Ma non finisce qui. Borse di studio non finanziate, progetti senza fondi, futuro senza programmazione: questa è la realtà della ricerca in Italia. “Ho lavorato per sei mesi a Zurigo insieme ad un’equipe internazionale. Lì ho capito la vera differenza che c’è tra l’Università italiana e quella degli altri paesi. La coordinatrice del progetto aveva qualche anno più di me, tutti gli altri ricercatori erano giovanissimi, e i dottorandi avevano dei contratti veri e propri, con tanto di malattia e ferie pagate”.

Silvia, d’altronde, non è l’unica ad aver abbandonato gli studi.
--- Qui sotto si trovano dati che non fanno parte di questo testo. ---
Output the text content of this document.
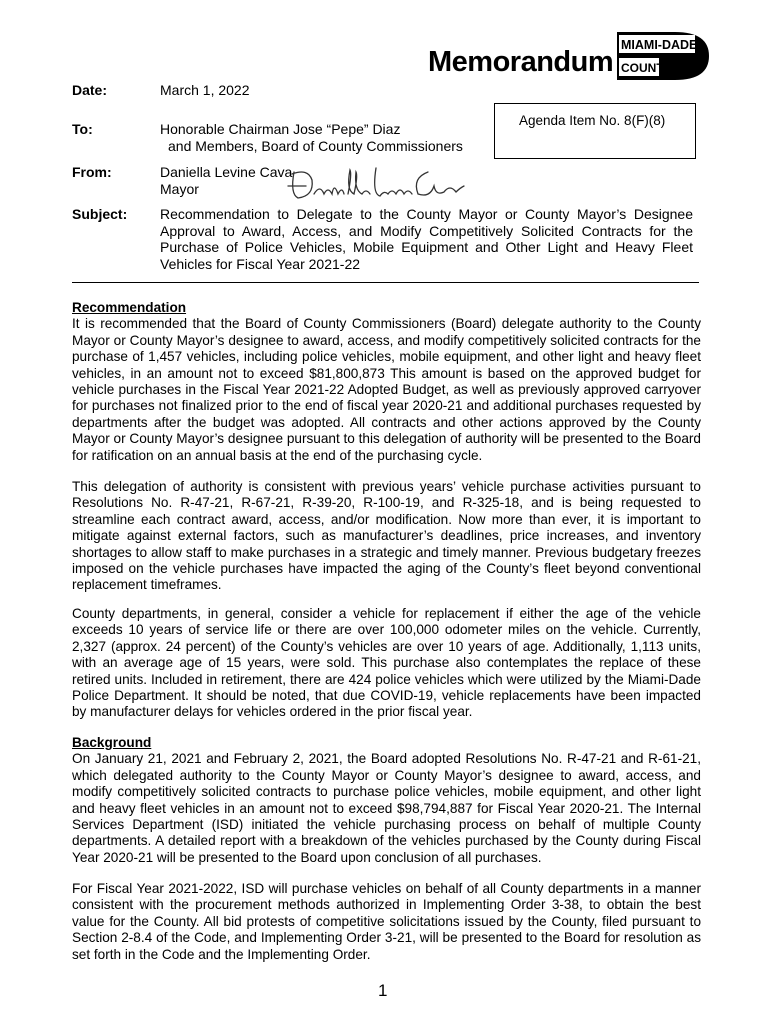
Memorandum
MIAMI-DADE
COUNTY
Date:	March 1, 2022
To:	Honorable Chairman Jose “Pepe” Diaz
and Members, Board of County Commissioners
Agenda Item No. 8(F)(8)
From:	Daniella Levine Cava
Mayor
Subject: Recommendation to Delegate to the County Mayor or County Mayor’s Designee Approval to Award, Access, and Modify Competitively Solicited Contracts for the Purchase of Police Vehicles, Mobile Equipment and Other Light and Heavy Fleet Vehicles for Fiscal Year 2021-22
Recommendation
It is recommended that the Board of County Commissioners (Board) delegate authority to the County Mayor or County Mayor’s designee to award, access, and modify competitively solicited contracts for the purchase of 1,457 vehicles, including police vehicles, mobile equipment, and other light and heavy fleet vehicles, in an amount not to exceed $81,800,873 This amount is based on the approved budget for vehicle purchases in the Fiscal Year 2021-22 Adopted Budget, as well as previously approved carryover for purchases not finalized prior to the end of fiscal year 2020-21 and additional purchases requested by departments after the budget was adopted. All contracts and other actions approved by the County Mayor or County Mayor’s designee pursuant to this delegation of authority will be presented to the Board for ratification on an annual basis at the end of the purchasing cycle.
This delegation of authority is consistent with previous years’ vehicle purchase activities pursuant to Resolutions No. R-47-21, R-67-21, R-39-20, R-100-19, and R-325-18, and is being requested to streamline each contract award, access, and/or modification. Now more than ever, it is important to mitigate against external factors, such as manufacturer’s deadlines, price increases, and inventory shortages to allow staff to make purchases in a strategic and timely manner. Previous budgetary freezes imposed on the vehicle purchases have impacted the aging of the County’s fleet beyond conventional replacement timeframes.
County departments, in general, consider a vehicle for replacement if either the age of the vehicle exceeds 10 years of service life or there are over 100,000 odometer miles on the vehicle. Currently, 2,327 (approx. 24 percent) of the County’s vehicles are over 10 years of age. Additionally, 1,113 units, with an average age of 15 years, were sold. This purchase also contemplates the replace of these retired units. Included in retirement, there are 424 police vehicles which were utilized by the Miami-Dade Police Department. It should be noted, that due COVID-19, vehicle replacements have been impacted by manufacturer delays for vehicles ordered in the prior fiscal year.
Background
On January 21, 2021 and February 2, 2021, the Board adopted Resolutions No. R-47-21 and R-61-21, which delegated authority to the County Mayor or County Mayor’s designee to award, access, and modify competitively solicited contracts to purchase police vehicles, mobile equipment, and other light and heavy fleet vehicles in an amount not to exceed $98,794,887 for Fiscal Year 2020-21. The Internal Services Department (ISD) initiated the vehicle purchasing process on behalf of multiple County departments. A detailed report with a breakdown of the vehicles purchased by the County during Fiscal Year 2020-21 will be presented to the Board upon conclusion of all purchases.
For Fiscal Year 2021-2022, ISD will purchase vehicles on behalf of all County departments in a manner consistent with the procurement methods authorized in Implementing Order 3-38, to obtain the best value for the County. All bid protests of competitive solicitations issued by the County, filed pursuant to Section 2-8.4 of the Code, and Implementing Order 3-21, will be presented to the Board for resolution as set forth in the Code and the Implementing Order.
1
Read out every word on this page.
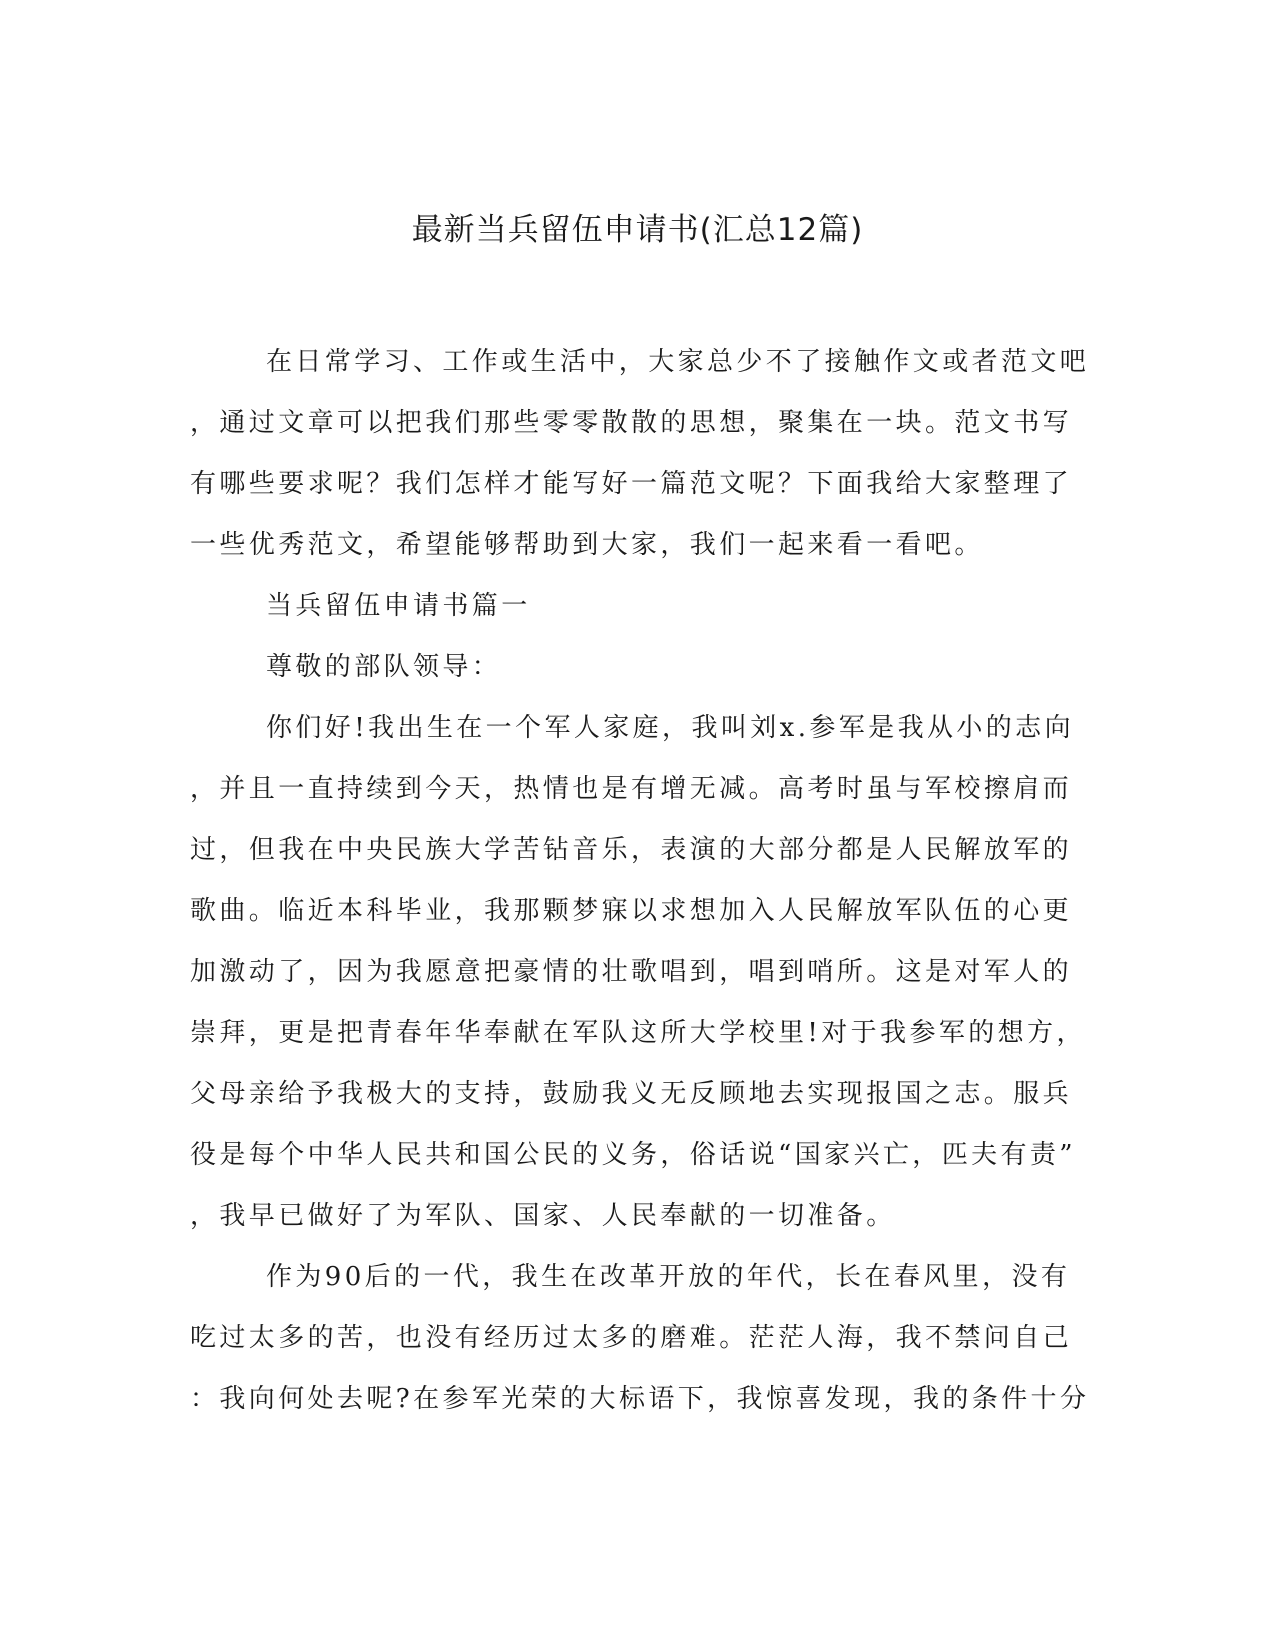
最新当兵留伍申请书(汇总12篇)

在日常学习、工作或生活中，大家总少不了接触作文或者范文吧
，通过文章可以把我们那些零零散散的思想，聚集在一块。范文书写
有哪些要求呢？我们怎样才能写好一篇范文呢？下面我给大家整理了
一些优秀范文，希望能够帮助到大家，我们一起来看一看吧。

当兵留伍申请书篇一

尊敬的部队领导：

你们好!我出生在一个军人家庭，我叫刘x.参军是我从小的志向
，并且一直持续到今天，热情也是有增无减。高考时虽与军校擦肩而
过，但我在中央民族大学苦钻音乐，表演的大部分都是人民解放军的
歌曲。临近本科毕业，我那颗梦寐以求想加入人民解放军队伍的心更
加激动了，因为我愿意把豪情的壮歌唱到，唱到哨所。这是对军人的
崇拜，更是把青春年华奉献在军队这所大学校里!对于我参军的想方，
父母亲给予我极大的支持，鼓励我义无反顾地去实现报国之志。服兵
役是每个中华人民共和国公民的义务，俗话说“国家兴亡，匹夫有责”
，我早已做好了为军队、国家、人民奉献的一切准备。

作为90后的一代，我生在改革开放的年代，长在春风里，没有
吃过太多的苦，也没有经历过太多的磨难。茫茫人海，我不禁问自己
：我向何处去呢?在参军光荣的大标语下，我惊喜发现，我的条件十分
Secondo una ricerca di Almalaurea più del 38% dei laureati fa lo stesso lavoro che svolgeva prima di ottenere il titolo.

Dopo 3 anni di dottorato a 800 euro al mese e 4 anni di progetti a borsa di studio retribuiti 1.200 euro al mese Silvia ha detto basta. “Non è una questione di soldi ma di stabilità. In una situazione simile mi si è spenta la passione per la ricerca”. Una frase che fa male più di tutte, perché Silvia non è un cervello in fuga, ma rappresenta una passione che l’Italia ha fatto morire. Molto peggio.